"The Great Gatsby": a footnote
Halfway through F. Scott Fitzgerald's "The Great Gatsby", that classic 1920s novel of the immensely rich at play in their summer palaces on Long Island - the first darkly sinister note is introduced with the appearance of the mysterious Meyer Wolfshiem. This character is modelled on a real person: Arnold Rothstein.
Rothstein was already well-known in New York before the First World War as the "king of the gamblers"; a man-about-town with contacts throughout smart society. He then made a fortune from a racket involving war bonds, and was believed to have fixed the 1919 Baseball World Series (both these being referred to in "Gatsby"). But his real importance as the "Moses of the underworld" and original godfather of organised crime was still to come.

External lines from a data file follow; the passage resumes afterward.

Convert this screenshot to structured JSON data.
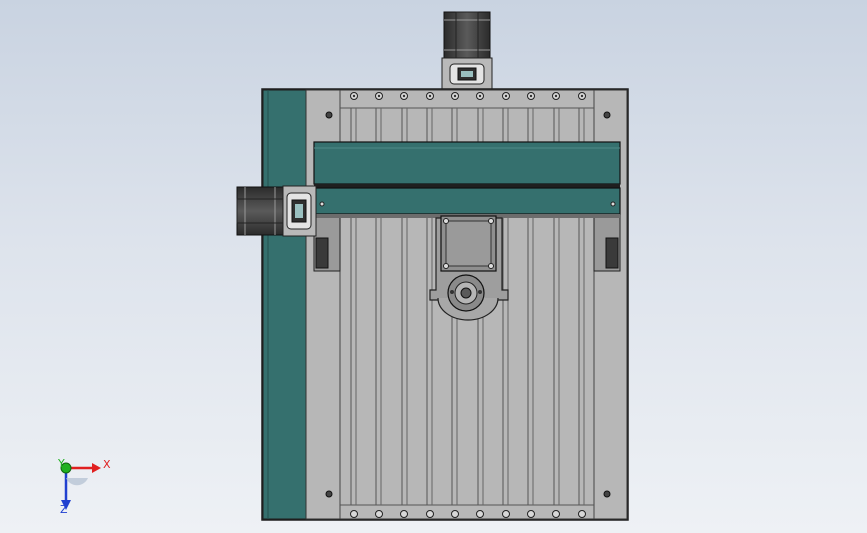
{
  "colors": {
    "background_top": "#c9d3e1",
    "background_bottom": "#eef1f5",
    "plate": "#b4b4b4",
    "plate_edge": "#1e1e1e",
    "teal_panel": "#35706e",
    "motor_dark": "#3c3c3c",
    "axis_x": "#e02020",
    "axis_y": "#20b020",
    "axis_z": "#2040d0"
  },
  "triad": {
    "x_label": "X",
    "y_label": "Y",
    "z_label": "Z"
  },
  "icons": [
    "stepper-motor-icon",
    "coupling-icon",
    "bolt-icon",
    "bearing-icon"
  ]
}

When Prohibition was imposed, Rothstein at once saw its money-making possibilities; but not for him the sordid peddling of rotgut homebrew: he thought on an altogether grander scale. In 1920 Rothstein's agents in Britain bought 20,000 cases of Scotch whisky and shipped them across the Atlantic. The documentation said the destination was the West Indies, but in fact the ship anchored off Long Island, where the cargo was transferred to a fleet of fast speedboats and run ashore on a lonely beach at dead of night. There a team from the Dockers' Union offloaded the booze into trucks, which drove through the country roads into New York. Rothstein had paid off the cops all the way along the route. Rothstein made eleven such runs before he was shot and killed in 1928.
Rothstein's operation would expect little trouble from the authorities: the main danger was from other criminals who might try to ambush and seize his supplies (the word "hijacking" was coined at the time for this very operation). So for protection Rothstein turned to the street gangs: to Owen Madden of the Gophers, to Benny Siegel and Meyer Lansky of the Broadway Mob, to rising young stars of the Mafia like Lucky Luciano, to psychopathic killers like Legs Diamond and Dutch Schultz. They provided Rothstein with muscle; he showed them how to make serious money and also taught them some much-needed social graces. This was the sort of operation for which a real-life Jay Gatsby would have worked.
Had Gatsby been a real person, his parties would surely have included the family of George Herbert Walker, a bucaneering businessman from the Midwest who had his own summer palace on Long Island. In 1921 Walker's young daughter met and married another rich young holidaymaker, but from a very different background: Prescott Bush. They became the parents of President George Herbert Walker Bush, and grandparents of George Walker Bush.
Walker was too old to be a model for Gatsby, and Prescott Bush would certainly have refused to have anything to do with bootlegging: he was a young man of high moral principles who later rose to be a Senator. Someone more likely to have been involved was a Catholic from Boston, of humble origins but rising to great wealth: Joseph Kennedy. Was he involved in operations of this kind? Almost certainly nothing can now be proved, but there have been occasional allegations. In the movie "Mobsters" (by far the most historically accurate film about the gangsters), the Rothstein character exclaims "Next year I lose my Scotch distilleries to Joseph stinking Kennedy!", and Richard Nixon is said to have complained of his victorious rival Jack Kennedy in 1960, "His goddam bootlegger father bought him the presidency!"
Rothstein was in reality quite unlike the ugly, uncouth Wolshiem of "Gatsby". Also, Wolfshiem is portrayed as a fairly small-time crook; but Fitzgerald could hardly have known about the vast scale of Rothstein's activities.
By far the best book on the subject is "Tough Jews" by Rich Cohen.